NBCU's mass target means more than just pure demo buys, however. After identifying Bravo's audience of tech-savvy, big-spending 18- to 34-year-old consumers as "affluencers" last year, Ms. Zalaznick has been working with each of her networks' research teams to identify key behavioral patterns and spending habits.

Recent NBCU acquisition Oxygen, for example, is being rebuilt around "Generation O," or "trenders, spenders and recommenders," with similar assignations for each of NBCU's digital and on-air brands. "You want people who are activated to use the product of a life stage rather than a demo stage," she says. "It's about what they do in their lives -- their behaviors."
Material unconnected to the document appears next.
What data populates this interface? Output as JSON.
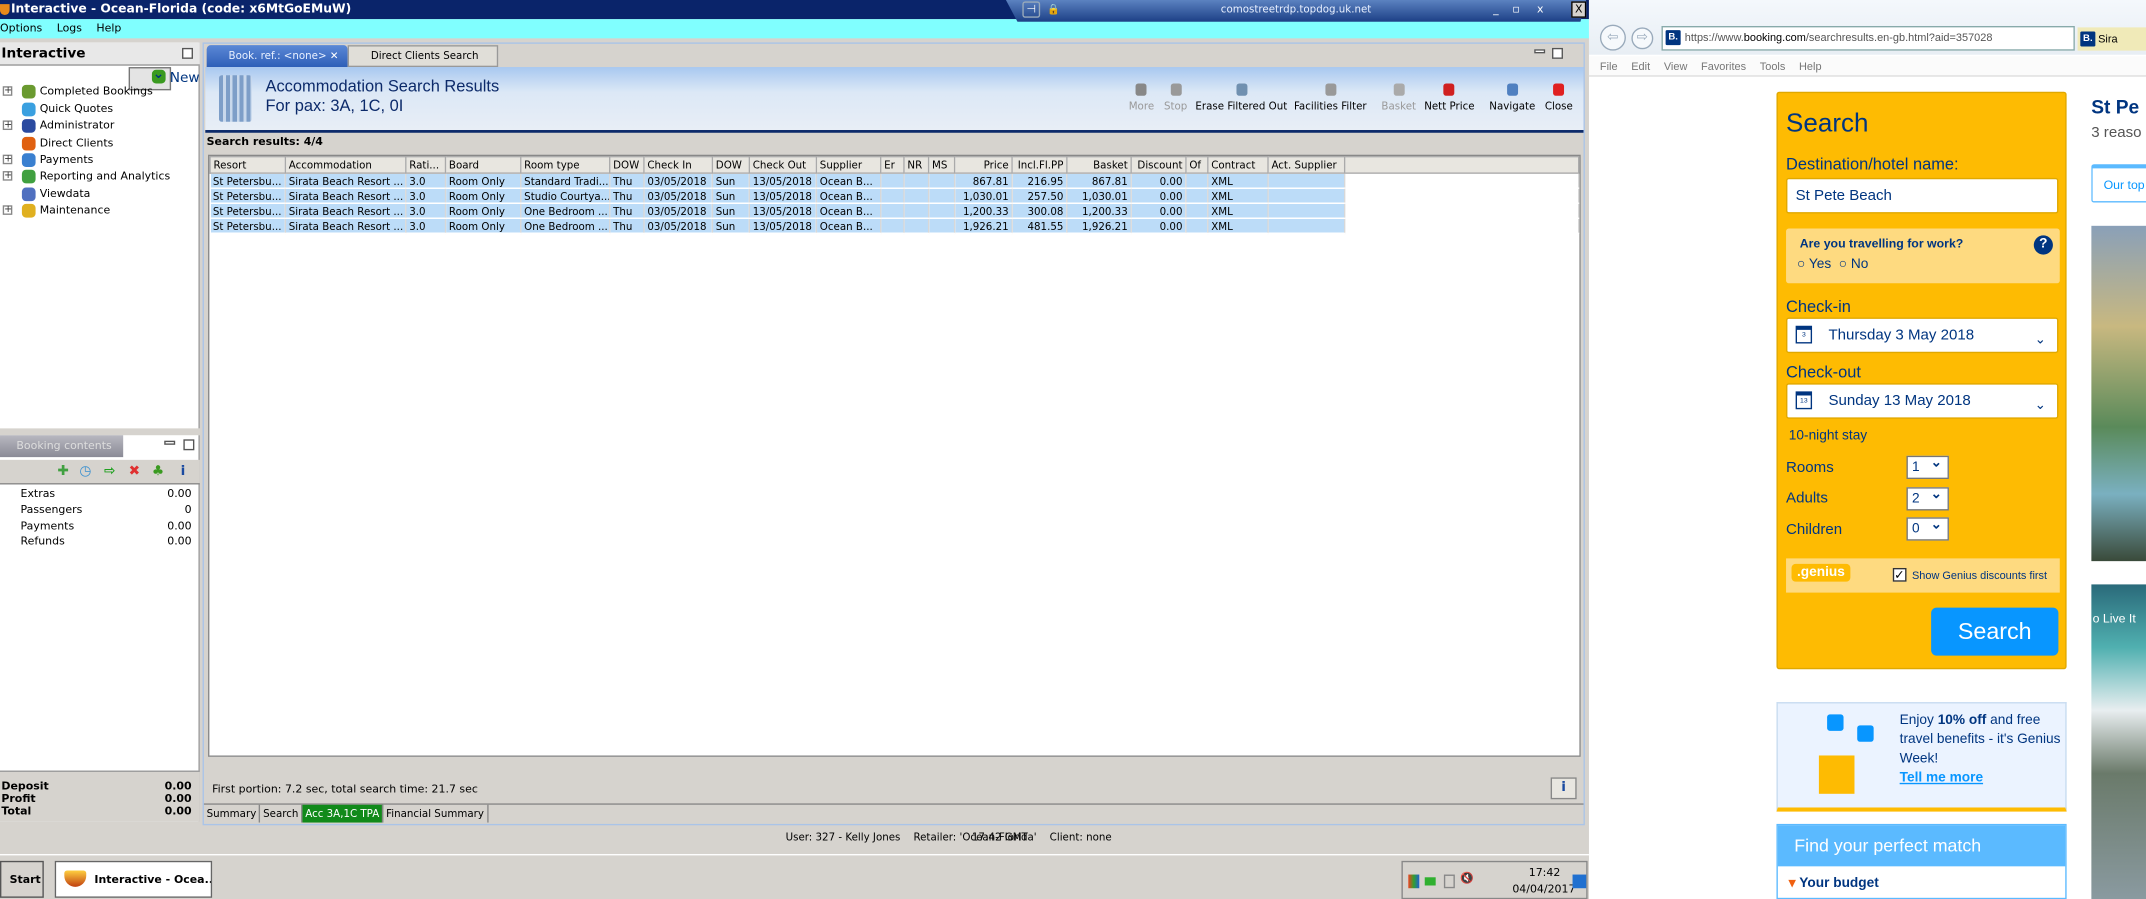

Jeff Gaspin, president-chief operating officer of NBCU's Universal Television Group, says Ms. Zalaznick's ability to be "equal parts programmer and marketer" has made her one of the company's most valuable assets.

"Lauren consumes more media than anybody I know. Her pulse on culture is just terrific," Mr. Gaspin says. "We put a lot on her plate, making sure she has the resources to pull it off and just the emotional support to give her the confidence to make some difficult decisions."

Ms. Zalaznick's primary role as president of Bravo Media left her one unexpectedly difficult decision recently when the Weinstein Co. sold the rights to the network's hit series "Project Runway" to Lifetime starting this November. But she points to the ratings and online growth of other franchises such as "Top Chef" and "Real Housewives" as proof that Bravo can still "make it work" without "Runway." "Our success story is a long-term business strategy," she says. "It's not just about one night of the week, one show."